Mark Konezny-USA TODAY Sports

In a very un-Nike like move, they've quietly announced that they will be launching a 7-on-7 football league in five cities. San Francisco, Atlanta, Washington D.C., Philadelphia and Kansas City will all feature a Nike team of 25 athletes spending the football off season practicing and playing in two tournaments that would make up the league's season.

Players will have to pay $1,000 to participate, but will receive all of the newest Nike schwag they desire (probably) and sponsors of the league would help offset and even fully pay for living and travel expenses. According the CBS article, Nike getting into the 7-on-7 world is just a product of what used to be an off-season practice becoming a world wide phenomenon. The game is featured at the AAU Junior Olympics and Nike rival Adidas puts on a world-wide tournament.


So what does this mean for college athletes? An opportunity to better hone and train skills (if they can pay for it) and a whole lot of gray area. The NCAA has banned 7-on-7s from happening on college campuses, but Nike has plans about expanding to high school levels, another area of NCAA enforcement and gray area.

Schools are going to be caught in the tightest of binds. Ohio State and Michigan just signed lucrative deals with Nike. And while Syracuse might not have as large of a deal as those schools, the school's relationship with Nike goes back long enough to be loyal... now the question is how far will that loyalty extend, for SU and the countless other programs that work with Nike?

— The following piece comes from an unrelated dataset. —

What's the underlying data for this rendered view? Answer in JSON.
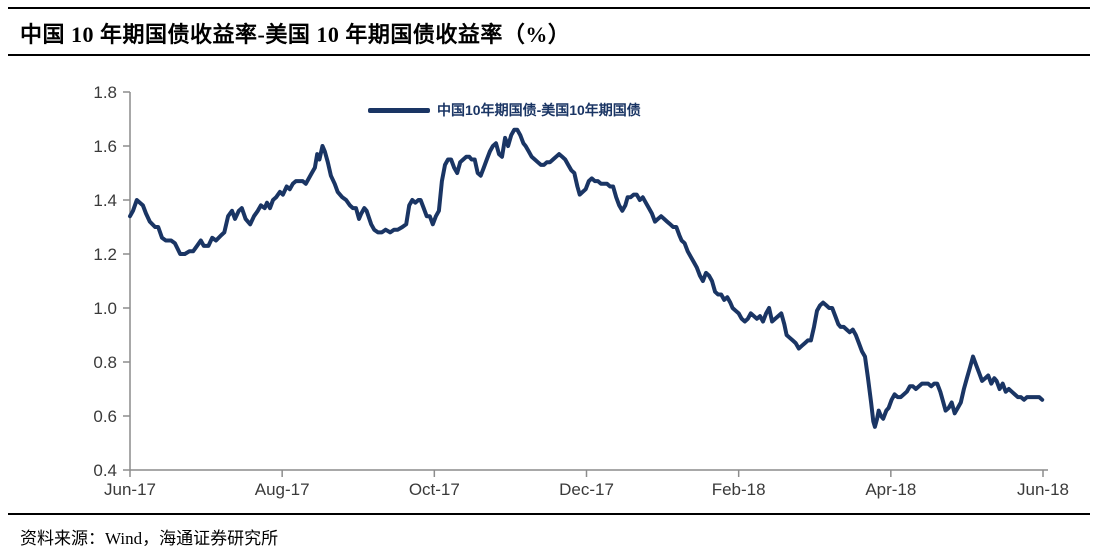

So why is Nike doing this? Simple: get their best stuff on the best young athletes in the game. It's how they maintain the justification to charge $80 or more for a shirt. Nike has also shifted a ton of focus to American football and basketball after gaining NFL and NBA rights while slowly losing control on the international soccer market (largely to Adidas). Simply put: this is how they control the looks, feels and attitudes of football apparel at every level. It's a growing market, and Nike is the king. That's not changing any time soon.